NEW DELHI: The spread of avian influenza, or bird flu, across ten Indian states is set to take a toll on the quick service restaurant (QSR) sector—at least during the month of January. Analysts say that the impact of the flu will be significant for chicken-focused players such as KFC (as was the case in China in 2013) while Pizza chains may fare relatively better.
“Even burger outlets, where core patty offerings are chicken-based (McDonalds or Burger King have 6-7 (chicken) burgers out of 17 each) will be impacted as sales of non-veg items will dip and the sourcing of chicken will become a challenge. We envisage same store sales growth—a measure of turnover in established outlets—of QSR chains in January to be impacted and continue to remain subdued till the outbreak is controlled,” said analysts at Edelweiss Securities.
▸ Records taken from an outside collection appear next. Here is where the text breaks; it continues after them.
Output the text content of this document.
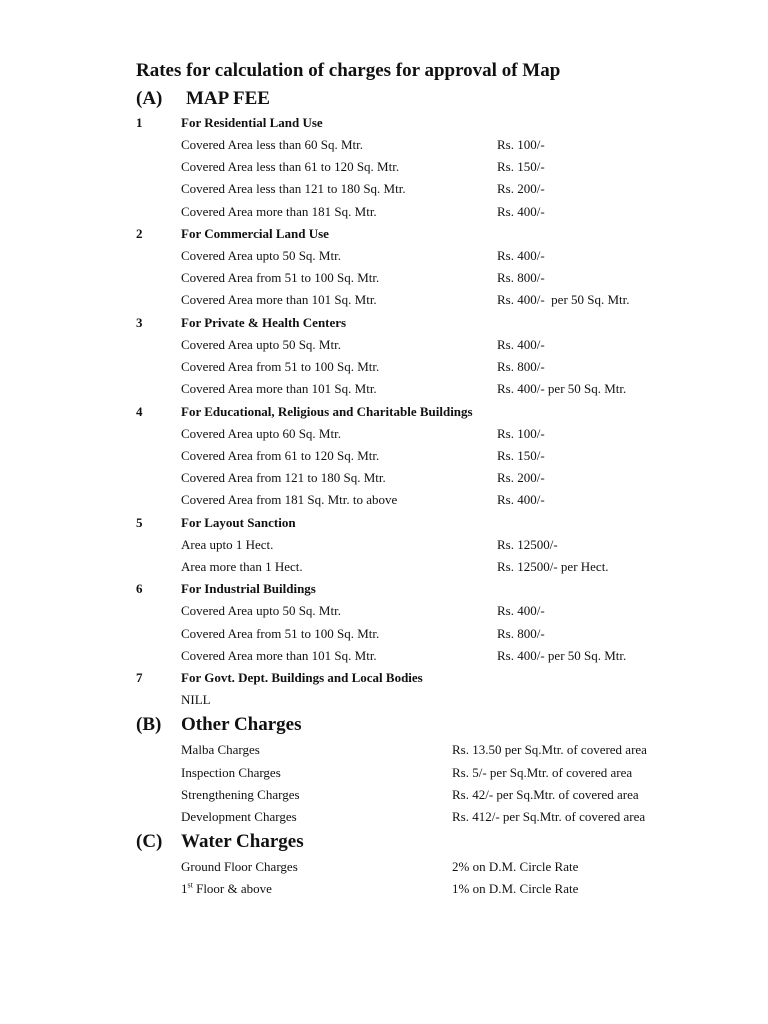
Rates for calculation of charges for approval of Map
(A) MAP FEE
1	For Residential Land Use
Covered Area less than 60 Sq. Mtr.	Rs. 100/-
Covered Area less than 61 to 120 Sq. Mtr.	Rs. 150/-
Covered Area less than 121 to 180 Sq. Mtr.	Rs. 200/-
Covered Area more than 181 Sq. Mtr.	Rs. 400/-
2	For Commercial Land Use
Covered Area upto 50 Sq. Mtr.	Rs. 400/-
Covered Area from 51 to 100 Sq. Mtr.	Rs. 800/-
Covered Area more than 101 Sq. Mtr.	Rs. 400/-  per 50 Sq. Mtr.
3	For Private & Health Centers
Covered Area upto 50 Sq. Mtr.	Rs. 400/-
Covered Area from 51 to 100 Sq. Mtr.	Rs. 800/-
Covered Area more than 101 Sq. Mtr.	Rs. 400/- per 50 Sq. Mtr.
4	For Educational, Religious and Charitable Buildings
Covered Area upto 60 Sq. Mtr.	Rs. 100/-
Covered Area from 61 to 120 Sq. Mtr.	Rs. 150/-
Covered Area from 121 to 180 Sq. Mtr.	Rs. 200/-
Covered Area from 181 Sq. Mtr. to above	Rs. 400/-
5	For Layout Sanction
Area upto 1 Hect.	Rs. 12500/-
Area more than 1 Hect.	Rs. 12500/- per Hect.
6	For Industrial Buildings
Covered Area upto 50 Sq. Mtr.	Rs. 400/-
Covered Area from 51 to 100 Sq. Mtr.	Rs. 800/-
Covered Area more than 101 Sq. Mtr.	Rs. 400/- per 50 Sq. Mtr.
7	For Govt. Dept. Buildings and Local Bodies
NILL
(B) Other Charges
Malba Charges	Rs. 13.50 per Sq.Mtr. of covered area
Inspection Charges	Rs. 5/- per Sq.Mtr. of covered area
Strengthening Charges	Rs. 42/- per Sq.Mtr. of covered area
Development Charges	Rs. 412/- per Sq.Mtr. of covered area
(C) Water Charges
Ground Floor Charges	2% on D.M. Circle Rate
1st Floor & above	1% on D.M. Circle Rate
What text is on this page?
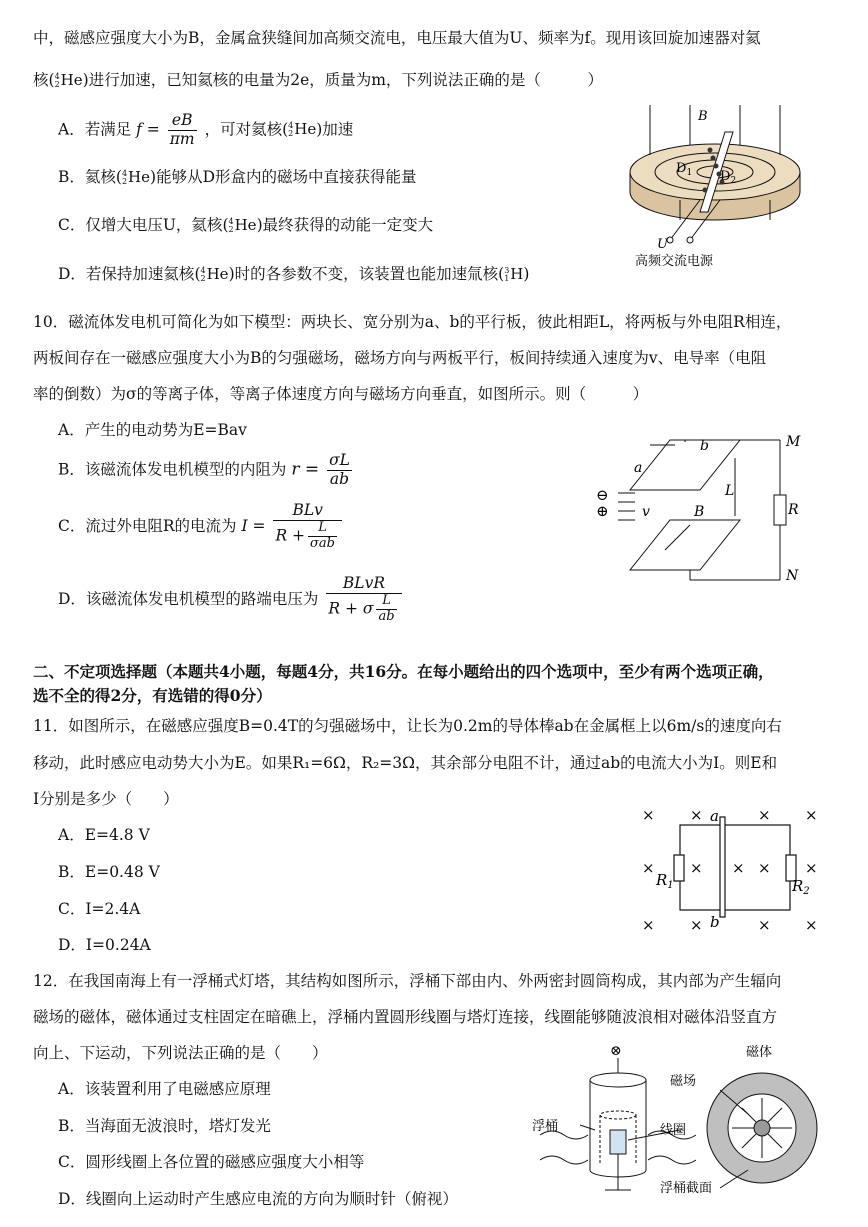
中，磁感应强度大小为B，金属盒狭缝间加高频交流电，电压最大值为U、频率为f。现用该回旋加速器对氦
核(4
2He)进行加速，已知氦核的电量为2e，质量为m，下列说法正确的是（　　　）
A．若满足 $f = \frac{eB}{\pi m}$ ，可对氦核(4
2He)加速
B．氦核(4
2He)能够从D形盒内的磁场中直接获得能量
C．仅增大电压U，氦核(4
2He)最终获得的动能一定变大
D．若保持加速氦核(4
2He)时的各参数不变，该装置也能加速氚核(3
1H)
B
$D_1$ $D_2$
U
高频交流电源
10．磁流体发电机可简化为如下模型：两块长、宽分别为a、b的平行板，彼此相距L，将两板与外电阻R相连，
两板间存在一磁感应强度大小为B的匀强磁场，磁场方向与两板平行，板间持续通入速度为v、电导率（电阻
率的倒数）为σ的等离子体，等离子体速度方向与磁场方向垂直，如图所示。则（　　　）
A．产生的电动势为E=Bav
B．该磁流体发电机模型的内阻为 $r = \frac{\sigma L}{ab}$
C．流过外电阻R的电流为 $I = \frac{\text{BLv}}{R + \frac{L}{\text{σab}}}$
D．该磁流体发电机模型的路端电压为 $\frac{\text{BLvR}}{R + \sigma \frac{L}{ab}}$
b
a
M
L
R
v	B
N
⊖
⊕
二、不定项选择题（本题共4小题，每题4分，共16分。在每小题给出的四个选项中，至少有两个选项正确，
选不全的得2分，有选错的得0分）
11．如图所示，在磁感应强度B=0.4T的匀强磁场中，让长为0.2m的导体棒ab在金属框上以6m/s的速度向右
移动，此时感应电动势大小为E。如果R₁=6Ω，R₂=3Ω，其余部分电阻不计，通过ab的电流大小为I。则E和
I分别是多少（　　）
A．E=4.8 V
B．E=0.48 V
C．I=2.4A
D．I=0.24A
× ×	× ×
× × × × ×
× ×	× ×
a
b
$R_1$	$R_2$
12．在我国南海上有一浮桶式灯塔，其结构如图所示，浮桶下部由内、外两密封圆筒构成，其内部为产生辐向
磁场的磁体，磁体通过支柱固定在暗礁上，浮桶内置圆形线圈与塔灯连接，线圈能够随波浪相对磁体沿竖直方
向上、下运动，下列说法正确的是（　　）
A．该装置利用了电磁感应原理
B．当海面无波浪时，塔灯发光
C．圆形线圈上各位置的磁感应强度大小相等
D．线圈向上运动时产生感应电流的方向为顺时针（俯视）
⊗	磁体
磁场
浮桶	线圈
浮桶截面
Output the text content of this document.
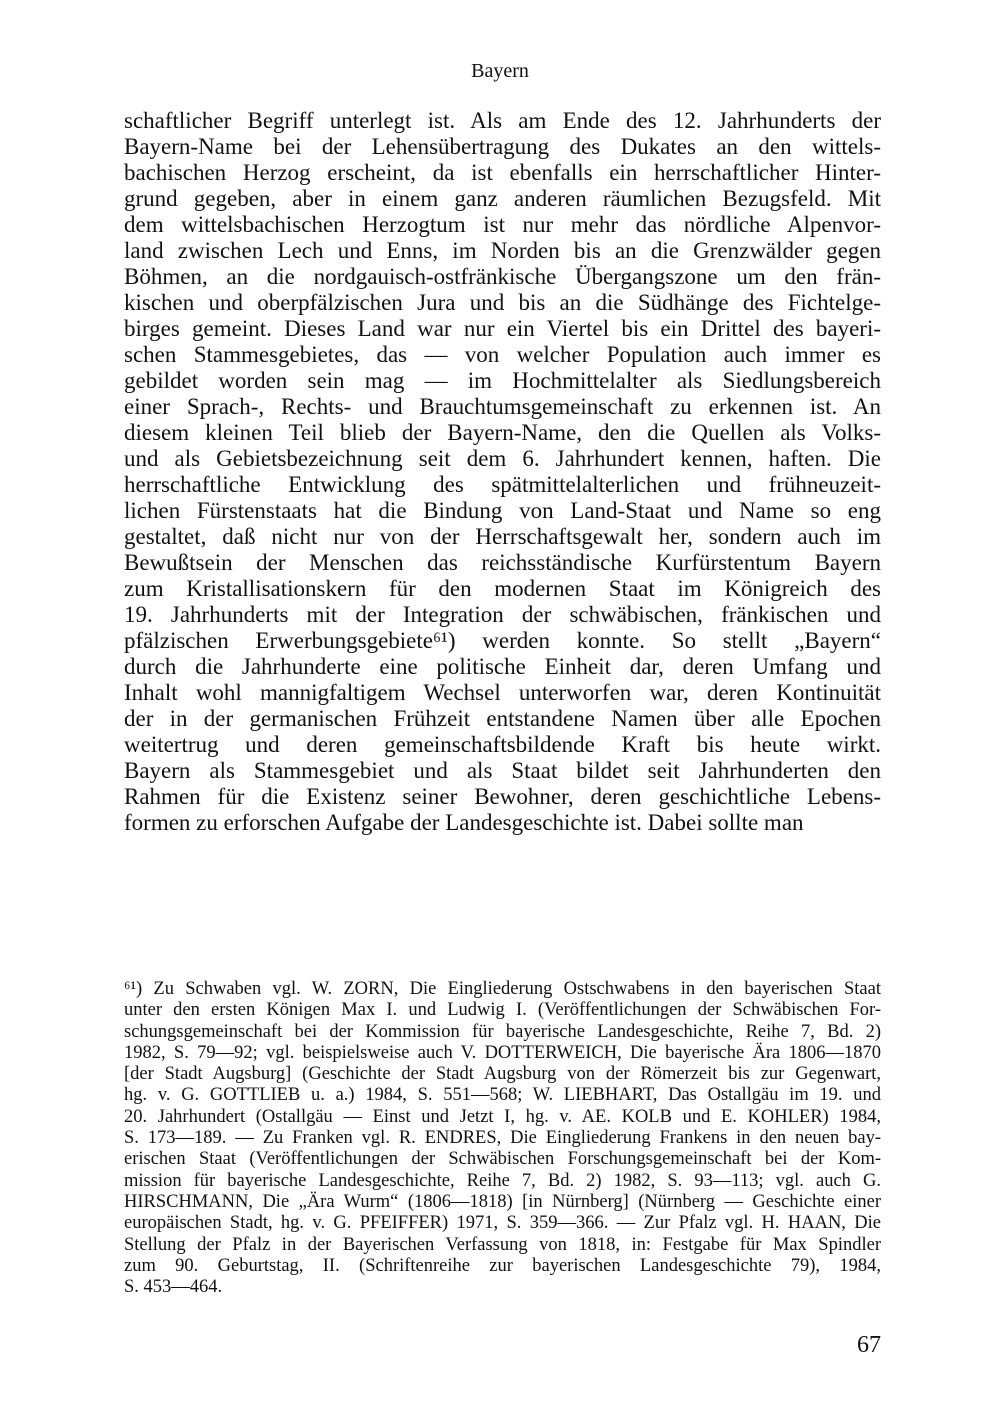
Bayern
schaftlicher Begriff unterlegt ist. Als am Ende des 12. Jahrhunderts der
Bayern-Name bei der Lehensübertragung des Dukates an den wittels-
bachischen Herzog erscheint, da ist ebenfalls ein herrschaftlicher Hinter-
grund gegeben, aber in einem ganz anderen räumlichen Bezugsfeld. Mit
dem wittelsbachischen Herzogtum ist nur mehr das nördliche Alpenvor-
land zwischen Lech und Enns, im Norden bis an die Grenzwälder gegen
Böhmen, an die nordgauisch-ostfränkische Übergangszone um den frän-
kischen und oberpfälzischen Jura und bis an die Südhänge des Fichtelge-
birges gemeint. Dieses Land war nur ein Viertel bis ein Drittel des bayeri-
schen Stammesgebietes, das — von welcher Population auch immer es
gebildet worden sein mag — im Hochmittelalter als Siedlungsbereich
einer Sprach-, Rechts- und Brauchtumsgemeinschaft zu erkennen ist. An
diesem kleinen Teil blieb der Bayern-Name, den die Quellen als Volks-
und als Gebietsbezeichnung seit dem 6. Jahrhundert kennen, haften. Die
herrschaftliche Entwicklung des spätmittelalterlichen und frühneuzeit-
lichen Fürstenstaats hat die Bindung von Land-Staat und Name so eng
gestaltet, daß nicht nur von der Herrschaftsgewalt her, sondern auch im
Bewußtsein der Menschen das reichsständische Kurfürstentum Bayern
zum Kristallisationskern für den modernen Staat im Königreich des
19. Jahrhunderts mit der Integration der schwäbischen, fränkischen und
pfälzischen Erwerbungsgebiete⁶¹) werden konnte. So stellt „Bayern“
durch die Jahrhunderte eine politische Einheit dar, deren Umfang und
Inhalt wohl mannigfaltigem Wechsel unterworfen war, deren Kontinuität
der in der germanischen Frühzeit entstandene Namen über alle Epochen
weitertrug und deren gemeinschaftsbildende Kraft bis heute wirkt.
Bayern als Stammesgebiet und als Staat bildet seit Jahrhunderten den
Rahmen für die Existenz seiner Bewohner, deren geschichtliche Lebens-
formen zu erforschen Aufgabe der Landesgeschichte ist. Dabei sollte man
⁶¹) Zu Schwaben vgl. W. ZORN, Die Eingliederung Ostschwabens in den bayerischen Staat
unter den ersten Königen Max I. und Ludwig I. (Veröffentlichungen der Schwäbischen For-
schungsgemeinschaft bei der Kommission für bayerische Landesgeschichte, Reihe 7, Bd. 2)
1982, S. 79—92; vgl. beispielsweise auch V. DOTTERWEICH, Die bayerische Ära 1806—1870
[der Stadt Augsburg] (Geschichte der Stadt Augsburg von der Römerzeit bis zur Gegenwart,
hg. v. G. GOTTLIEB u. a.) 1984, S. 551—568; W. LIEBHART, Das Ostallgäu im 19. und
20. Jahrhundert (Ostallgäu — Einst und Jetzt I, hg. v. AE. KOLB und E. KOHLER) 1984,
S. 173—189. — Zu Franken vgl. R. ENDRES, Die Eingliederung Frankens in den neuen bay-
erischen Staat (Veröffentlichungen der Schwäbischen Forschungsgemeinschaft bei der Kom-
mission für bayerische Landesgeschichte, Reihe 7, Bd. 2) 1982, S. 93—113; vgl. auch G.
HIRSCHMANN, Die „Ära Wurm“ (1806—1818) [in Nürnberg] (Nürnberg — Geschichte einer
europäischen Stadt, hg. v. G. PFEIFFER) 1971, S. 359—366. — Zur Pfalz vgl. H. HAAN, Die
Stellung der Pfalz in der Bayerischen Verfassung von 1818, in: Festgabe für Max Spindler
zum 90. Geburtstag, II. (Schriftenreihe zur bayerischen Landesgeschichte 79), 1984,
S. 453—464.
67
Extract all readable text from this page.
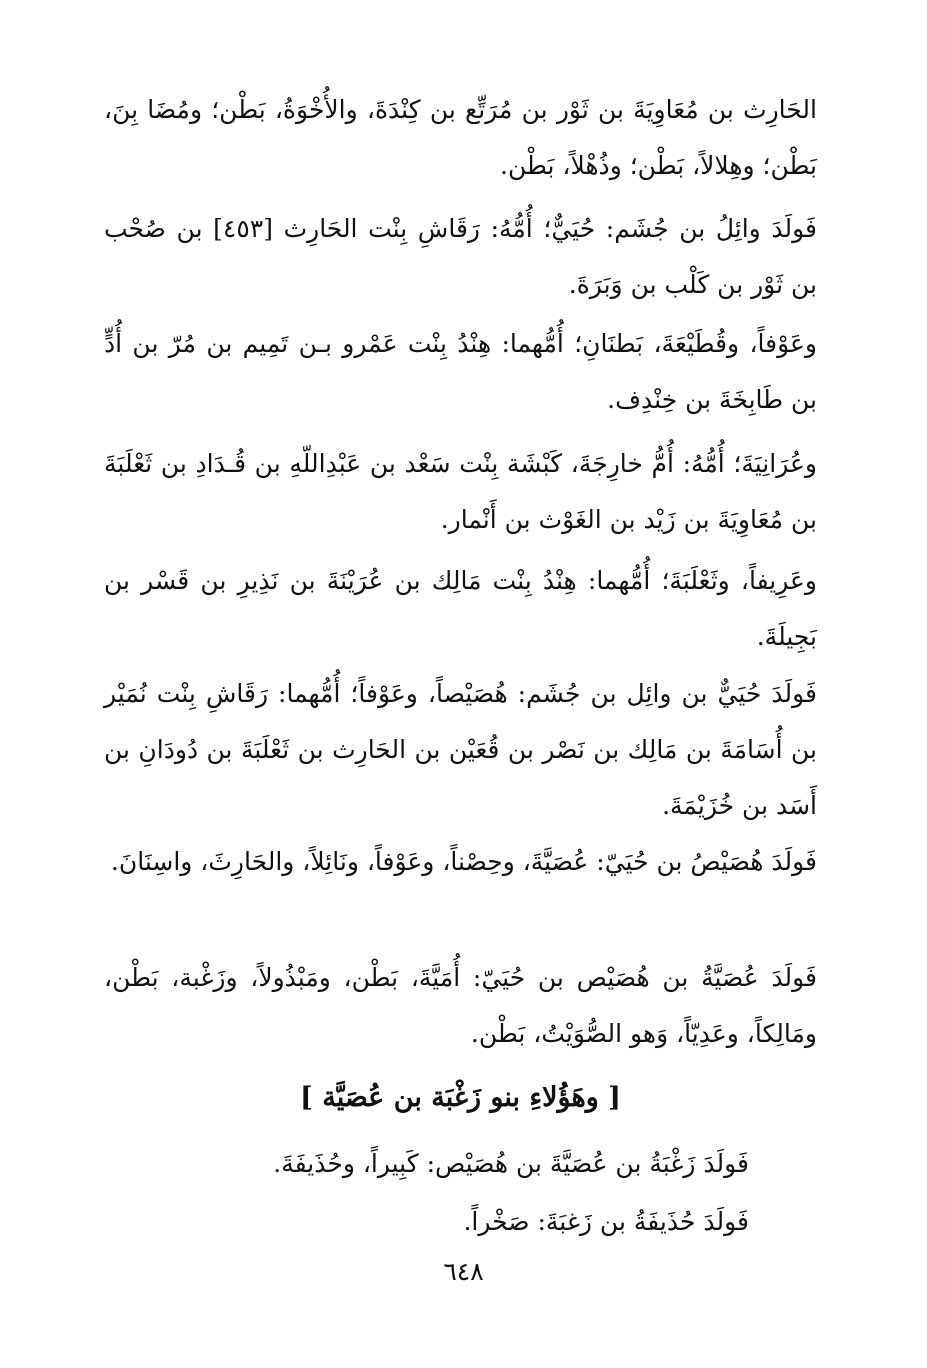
الحَارِث بن مُعَاوِيَةَ بن ثَوْر بن مُرَتِّع بن كِنْدَةَ، والأُخْوَةُ، بَطْن؛ ومُضَا بِنَ، بَطْن؛ وهِلالاً، بَطْن؛ وذُهْلاً، بَطْن.
فَولَدَ وائِلُ بن جُشَم: حُيَيٌّ؛ أُمُّهُ: رَقَاشِ بِنْت الحَارِث [٤٥٣] بن صُحْب بن ثَوْر بن كَلْب بن وَبَرَةَ.
وعَوْفاً، وقُطَيْعَةَ، بَطنَانِ؛ أُمُّهما: هِنْدُ بِنْت عَمْرو بـن تَمِيم بن مُرّ بن أُدٍّ بن طَابِخَةَ بن خِنْدِف.
وعُرَانِيَةَ؛ أُمُّهُ: أُمُّ خارِجَةَ، كَبْشَة بِنْت سَعْد بن عَبْدِاللّهِ بن قُـدَادِ بن ثَعْلَبَةَ بن مُعَاوِيَةَ بن زَيْد بن الغَوْث بن أَنْمار.
وعَرِيفاً، وثَعْلَبَةَ؛ أُمُّهما: هِنْدُ بِنْت مَالِك بن عُرَيْنَةَ بن نَذِيرِ بن قَسْر بن بَجِيلَةَ.
فَولَدَ حُيَيٌّ بن وائِل بن جُشَم: هُصَيْصاً، وعَوْفاً؛ أُمُّهما: رَقَاشِ بِنْت نُمَيْر بن أُسَامَةَ بن مَالِك بن نَصْر بن قُعَيْن بن الحَارِث بن ثَعْلَبَةَ بن دُودَانِ بن أَسَد بن خُزَيْمَةَ.
فَولَدَ هُصَيْصُ بن حُيَيّ: عُصَيَّةَ، وحِصْناً، وعَوْفاً، ونَائِلاً، والحَارِثَ، واسِنَانَ.
فَولَدَ عُصَيَّةُ بن هُصَيْص بن حُيَيّ: أُمَيَّةَ، بَطْن، ومَبْذُولاً، وزَغْبة، بَطْن، ومَالِكاً، وعَدِيّاً، وَهو الصُّوَيْتُ، بَطْن.
[ وهَؤُلاءِ بنو زَغْبَة بن عُصَيَّة ]
فَولَدَ زَغْبَةُ بن عُصَيَّةَ بن هُصَيْص: كَبِيراً، وحُذَيفَةَ.
فَولَدَ حُذَيفَةُ بن زَغبَةَ: صَخْراً.
٦٤٨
A KFC spokesperson said that the chain has “seen a drop in the sales momentum over the past few days”. “However, it is difficult to attribute this impact on any particular development. Several factors as the ongoing protests, harsh winters in the north, among others are in play at present,” the spokesperson noted.
While there is limited data on the impact of bird flu on QSRs in India, an analysis of poultry prices and consumption indicates that both decline immediately after an outbreak.
Since the first recent case of bird flu was reported in Kerala in early December 2020, the consumption of chicken in many states has plunged 40-60 per cent, with prices falling 50 per cent over the previous year. Brokerage firm Crisil Ratings estimates that the flu has chopped off around 30 per cent of broiler chicken volumes, bringing down daily chicken demand in the country from 100 lakh kg in December 2020 to an estimated 70 lakh kg in January 2021.
Additionally, wholesale prices of broiler chicken have crashed 20-30 per cent from Rs 105-110 per kg in December to Rs 80 per kg. “Given this backdrop, overall revenue could decline 30-40 per cent in January 2021 due to a fall in realisations and volume,” says CRISIL. The agency added that the impact of the current bird flu outbreak on associated industries will depend largely on its intensity and duration.